En fait, la Chine est en position de force et elle ne me semble pas encline à céder aux pressions des pays occidentaux, en particulier au regard des enjeux géopolitiques de la région. Aussi, je ne pense pas (mais je peux me tromper, bien sûr) que la Chine fera un grand effort pour convaincre la junte birmane de ne pas céder à ses penchants violents. De plus, si les pays occidentaux se font trop pressants, il serait fort possible que cette même Chine les rappelle à l’ordre, en arguant du « droit des peuples à disposer d’eux-mêmes », sans ingérence étrangère, et en menaçant les pays trop favorables à l’opposition birmane de rétorsions économiques : or, les multinationales du Nord prendront-elles le risque de voir leurs intérêts remis en cause en Chine, nouvel « Eldorado » des entreprises occidentales ? Personnellement, j’en doute, et il est facile de constater que le Tibet, occupé depuis un demi-siècle par les troupes maoïstes, ne trouve guère d’alliés parmi les hommes d’affaires ni même parmi les capitales européennes ; quand il arrive qu’un gouvernement (comme celui d’Angela Merkel la semaine dernière) reçoive le dalaï-lama, les industriels et les financiers (allemands dans ce cas précis) condamnent cette initiative comme « dangereuse pour les intérêts économiques » de leur pays...
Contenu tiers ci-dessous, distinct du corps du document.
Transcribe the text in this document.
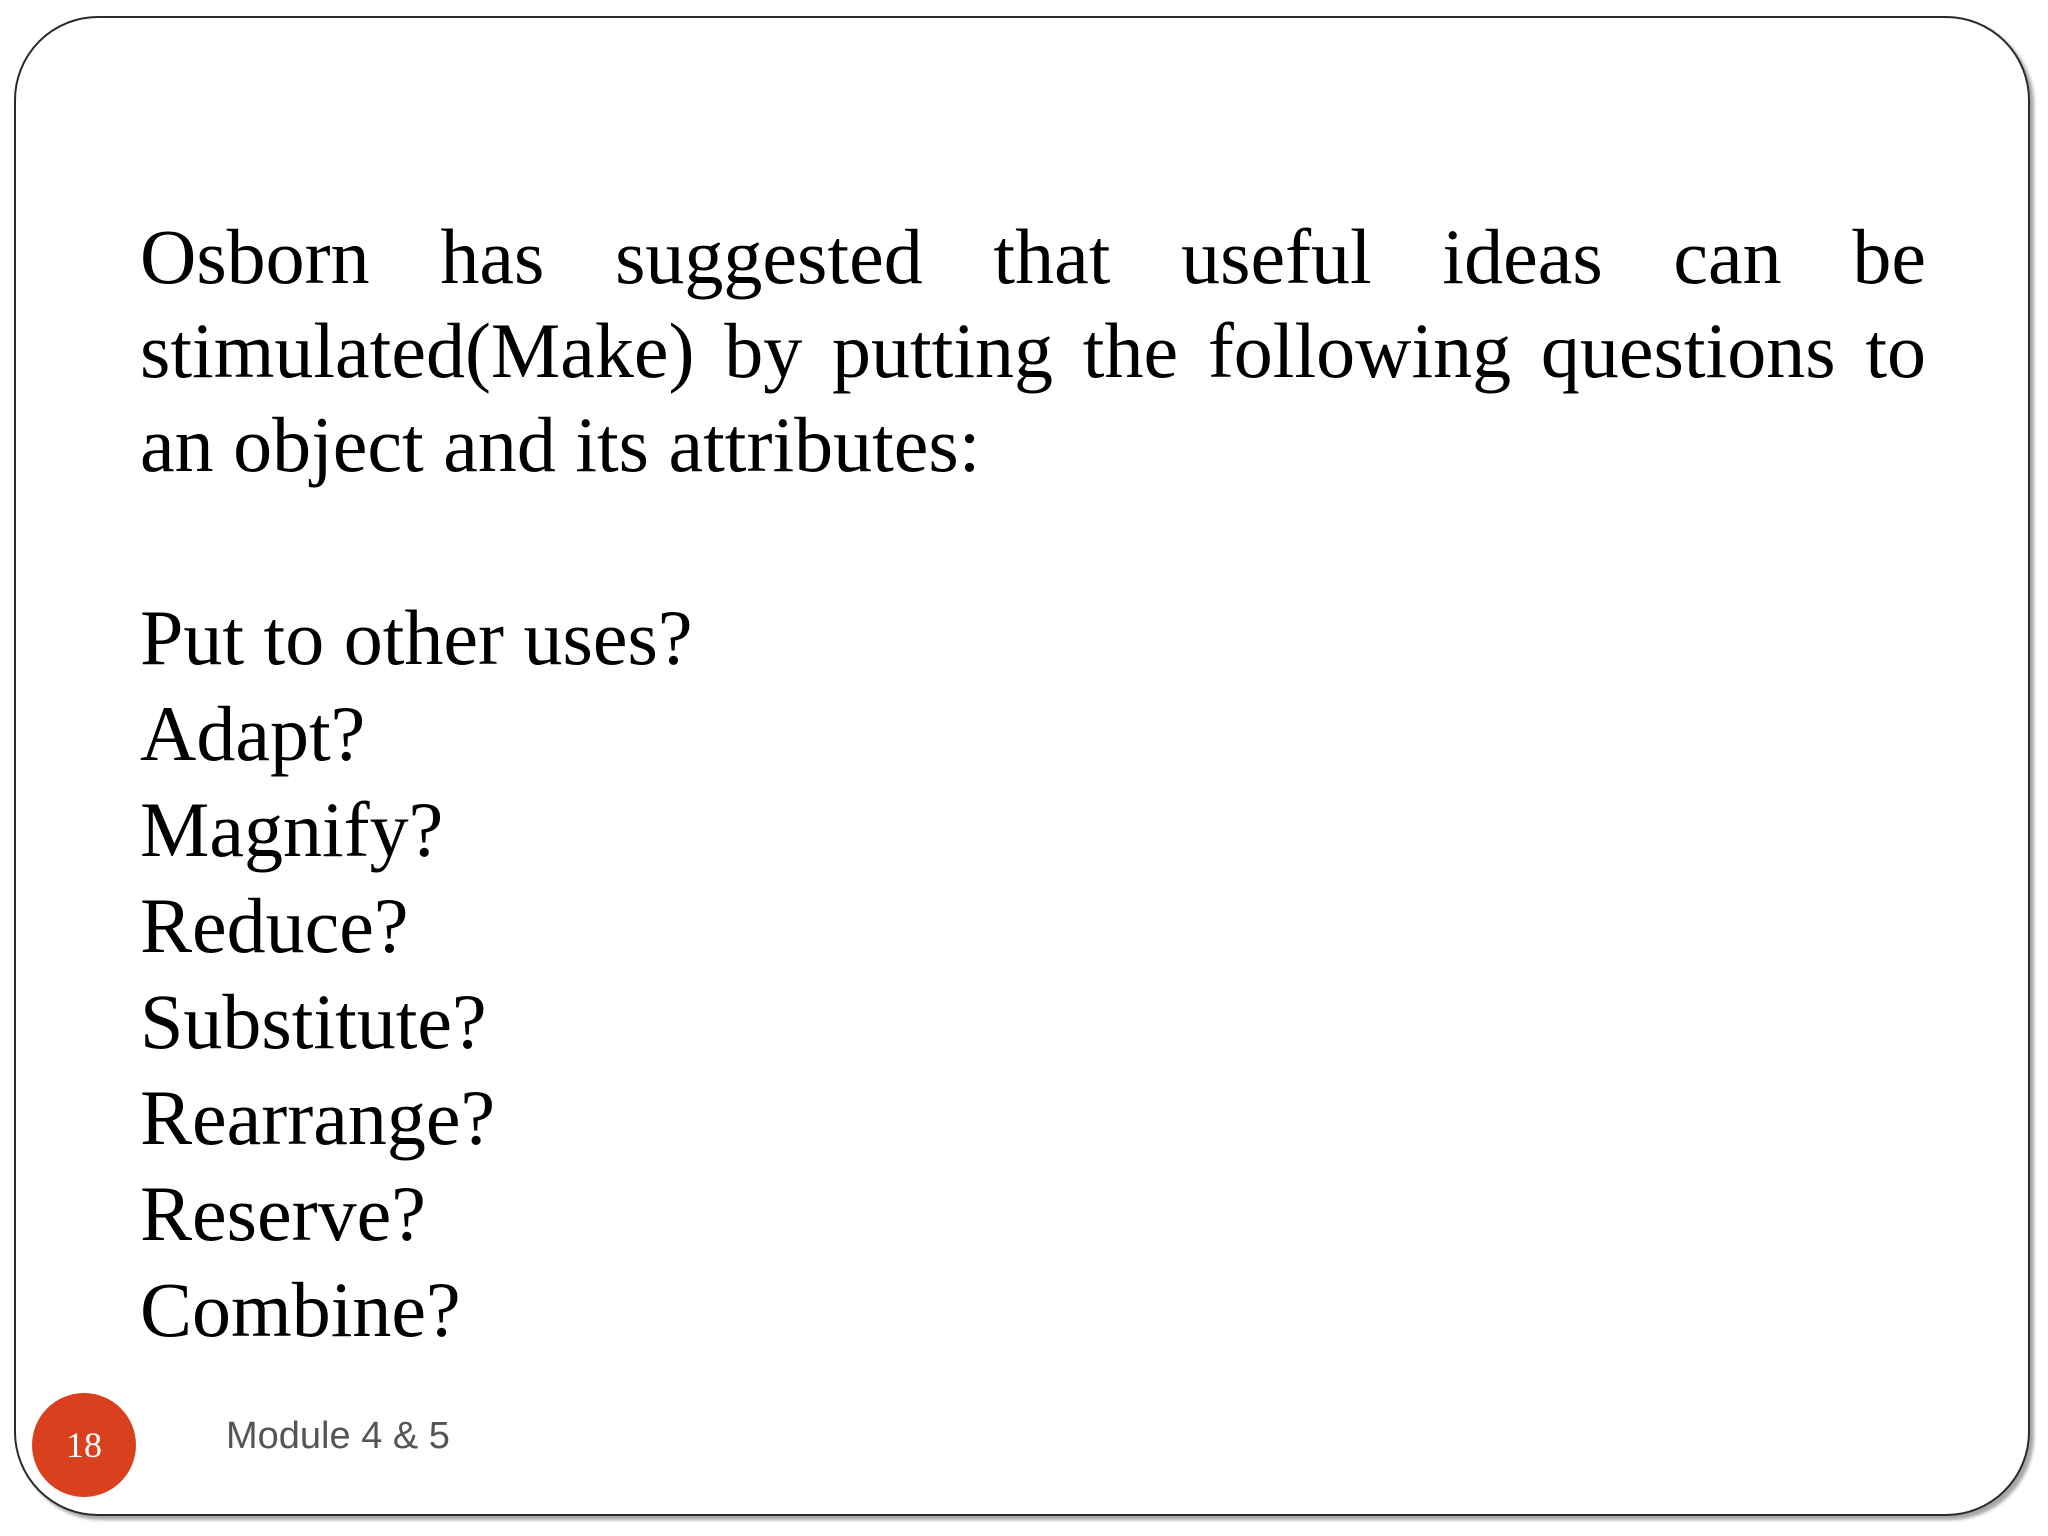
Osborn has suggested that useful ideas can be stimulated(Make) by putting the following questions to an object and its attributes:

Put to other uses?
Adapt?
Magnify?
Reduce?
Substitute?
Rearrange?
Reserve?
Combine?
18	Module 4 & 5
Cette situation devrait pousser les Etats européens, et la France en particulier, à « penser une nouvelle stratégie » à l’égard des nouvelles puissances économiques et politiques et, sans doute, à éviter de croire que les déclarations d’intention suffisent à faire plier les « plus puissants » : « faire force » est la condition préalable à toute diplomatie active en Asie. Encore faut-il avoir l’ambition de cette politique et la mener à bien sans laisser l’Economique imposer ses règles et ses intérêts particuliers...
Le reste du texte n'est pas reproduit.